I feel sorry for you, that you cannot understand that there are many things that are mere human constructs, and as such, fall on the definitions humans give to them. Where this involves matters considered legal, then laws are made and definitions provided. For example, Canada makes no law concerning marriage from the ecclesiastical standpoint, except to say that no church can make a marriage that is NOT legal under Canadian law. And in Canadian law, "Marriage, for civil purposes, is the lawful union of two persons to the exclusion of all others." So a church may, if it chooses, marry a man and a woman, or two men or two women.
A church may decline to marry a same-sex couple, but no civil authority may if there is no other bar to the marriage.. But no church may declare such a civil marriage to be invalid, except within the church itself, which is of no effect outside of said church.
In 1967, when I was already 19 years old, the Supreme Court, in Loving v. Virginia, a unanimous Court struck down state laws banning marriage between individuals of different races, holding that these anti-miscegenation statutes violated both the Due Process and the Equal Protection Clauses of the Fourteenth Amendment. Luckily for Justice Clarence Thomas, who by the way would like to ban same-sex marriage again.
We all know what a bicycle is, and we all know that it is in one way different from a motorcycles (the mode of propulsion) -- and yet nobody has any difficulty at all calling them both "bikes." When a teenager with a bag of newspapers says he's going to get his bike, we do not interpret that in quite the same way we do when a scruffy, leather-clad dude with artwork all over his body says he's going to get his bike.

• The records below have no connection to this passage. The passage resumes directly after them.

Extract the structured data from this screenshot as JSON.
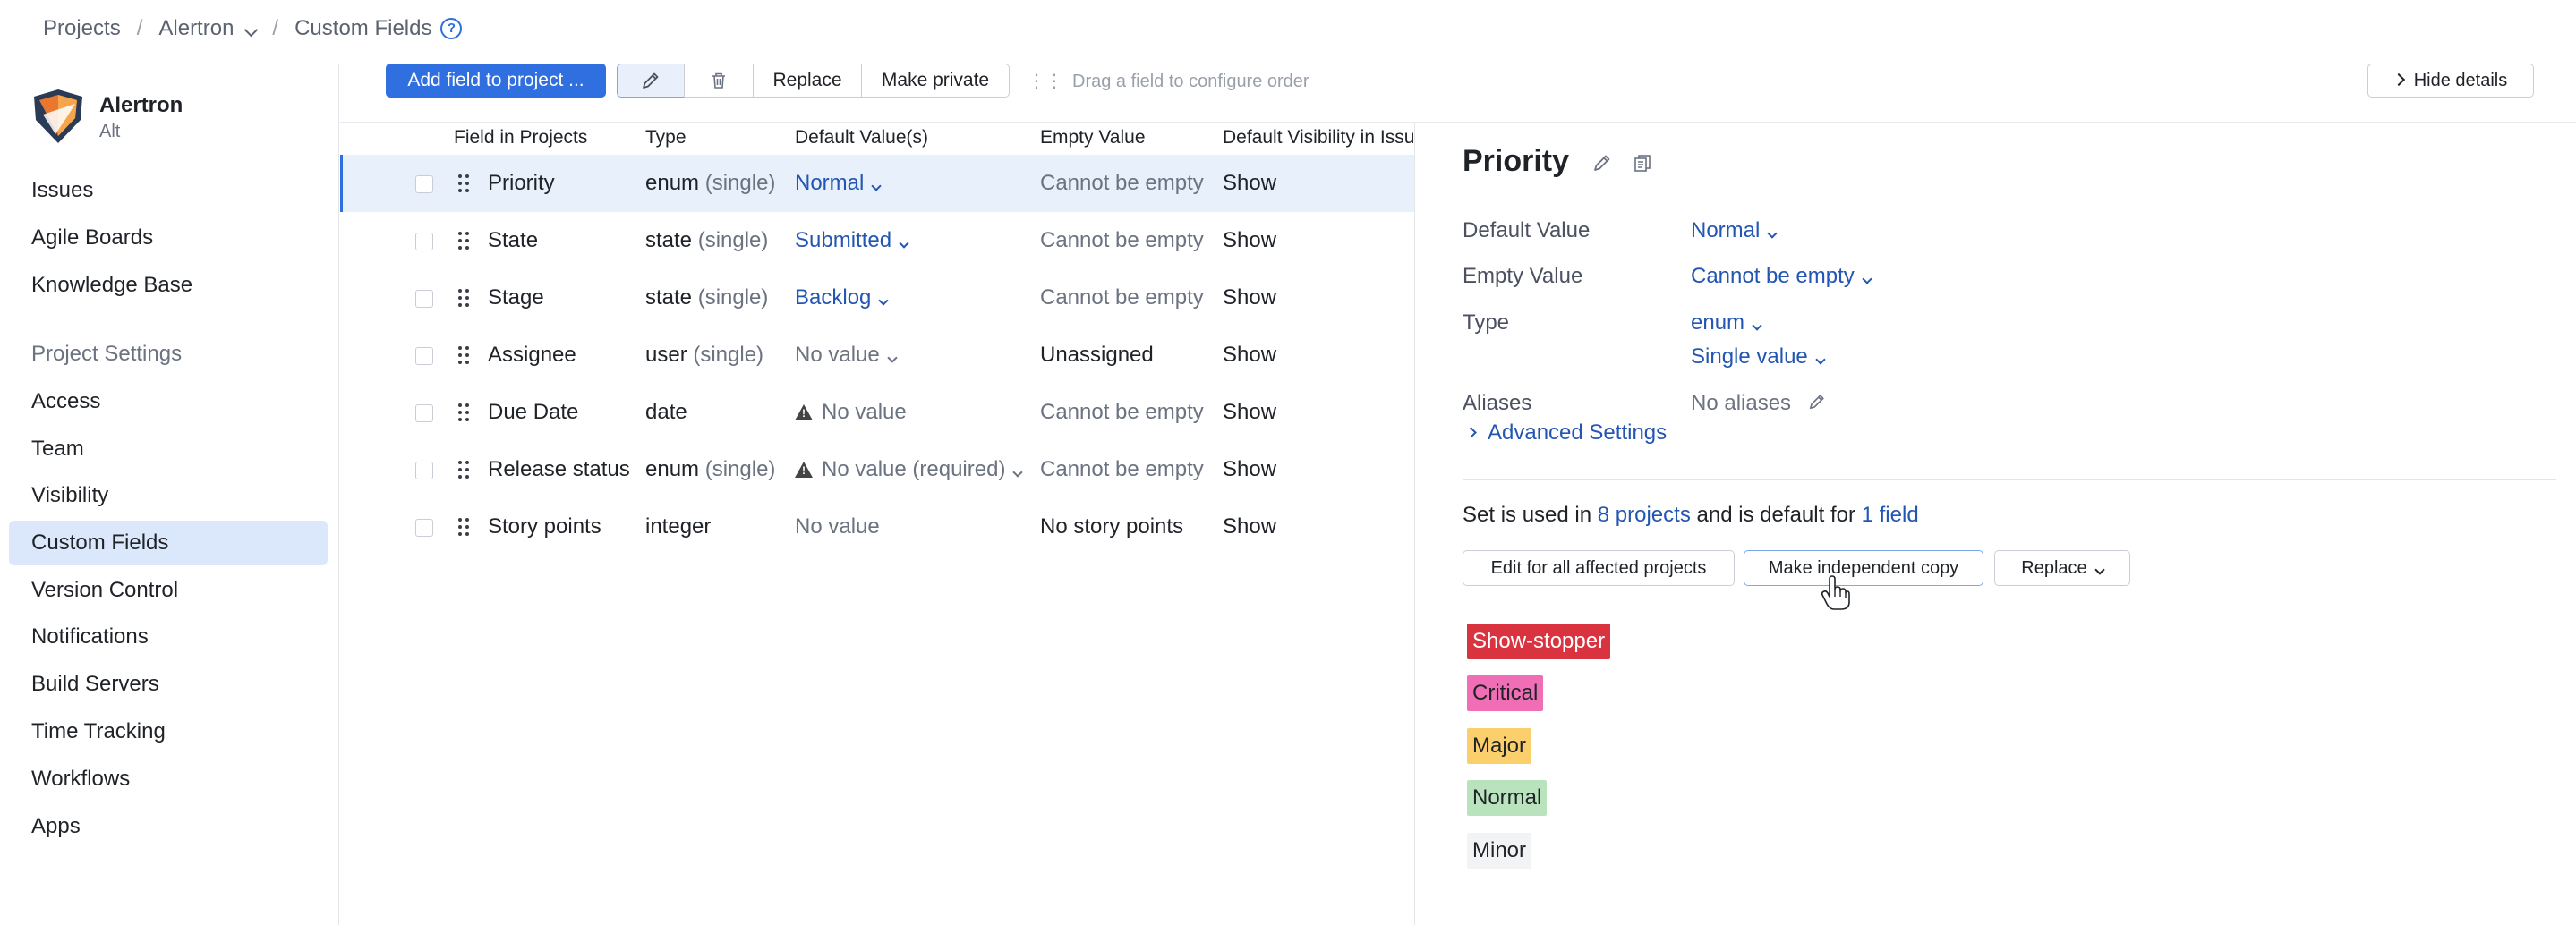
{
  "breadcrumb": {
    "projects": "Projects",
    "project": "Alertron",
    "current": "Custom Fields",
    "help_icon": "?"
  },
  "sidebar": {
    "project_name": "Alertron",
    "project_key": "Alt",
    "items_top": [
      "Issues",
      "Agile Boards",
      "Knowledge Base"
    ],
    "section_title": "Project Settings",
    "items_settings": [
      "Access",
      "Team",
      "Visibility",
      "Custom Fields",
      "Version Control",
      "Notifications",
      "Build Servers",
      "Time Tracking",
      "Workflows",
      "Apps"
    ],
    "active_item": "Custom Fields"
  },
  "toolbar": {
    "add_field": "Add field to project ...",
    "replace": "Replace",
    "make_private": "Make private",
    "drag_hint": "Drag a field to configure order",
    "hide_details": "Hide details"
  },
  "table": {
    "headers": [
      "Field in Projects",
      "Type",
      "Default Value(s)",
      "Empty Value",
      "Default Visibility in Issue"
    ],
    "rows": [
      {
        "name": "Priority",
        "type": "enum",
        "qualifier": "(single)",
        "default": "Normal",
        "empty": "Cannot be empty",
        "visibility": "Show"
      },
      {
        "name": "State",
        "type": "state",
        "qualifier": "(single)",
        "default": "Submitted",
        "empty": "Cannot be empty",
        "visibility": "Show"
      },
      {
        "name": "Stage",
        "type": "state",
        "qualifier": "(single)",
        "default": "Backlog",
        "empty": "Cannot be empty",
        "visibility": "Show"
      },
      {
        "name": "Assignee",
        "type": "user",
        "qualifier": "(single)",
        "default": "No value",
        "empty": "Unassigned",
        "visibility": "Show"
      },
      {
        "name": "Due Date",
        "type": "date",
        "qualifier": "",
        "default": "No value",
        "empty": "Cannot be empty",
        "visibility": "Show"
      },
      {
        "name": "Release status",
        "type": "enum",
        "qualifier": "(single)",
        "default": "No value (required)",
        "empty": "Cannot be empty",
        "visibility": "Show"
      },
      {
        "name": "Story points",
        "type": "integer",
        "qualifier": "",
        "default": "No value",
        "empty": "No story points",
        "visibility": "Show"
      }
    ]
  },
  "details": {
    "title": "Priority",
    "default_value_label": "Default Value",
    "default_value": "Normal",
    "empty_value_label": "Empty Value",
    "empty_value": "Cannot be empty",
    "type_label": "Type",
    "type_value": "enum",
    "cardinality": "Single value",
    "aliases_label": "Aliases",
    "aliases_value": "No aliases",
    "advanced_settings": "Advanced Settings",
    "used_prefix": "Set is used in",
    "used_projects": "8 projects",
    "used_middle": "and is default for",
    "used_fields": "1 field",
    "edit_all": "Edit for all affected projects",
    "make_copy": "Make independent copy",
    "replace": "Replace",
    "values": [
      {
        "label": "Show-stopper",
        "bg": "#d9333f",
        "fg": "#ffffff"
      },
      {
        "label": "Critical",
        "bg": "#f06eb5",
        "fg": "#1f2328"
      },
      {
        "label": "Major",
        "bg": "#fccf6d",
        "fg": "#1f2328"
      },
      {
        "label": "Normal",
        "bg": "#b9e3bd",
        "fg": "#1f2328"
      },
      {
        "label": "Minor",
        "bg": "#f2f3f5",
        "fg": "#1f2328"
      }
    ]
  },
  "colors": {
    "accent": "#2f6fe0",
    "link": "#2356b3",
    "active_nav": "#dbe7fb"
  }
}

How, I wonder, does it actually impact you personally, that two men (say Pete Buttigieg and Chasten Buttigieg), or two women (say Ellen DeGeneres and Portia de Rossi) are married? If marriage is good for people (and I think it is) how does those couples' taking advantage of that good harm you? What interest or stake do you have in those good people finding their own happiness, meaning and security in their own way?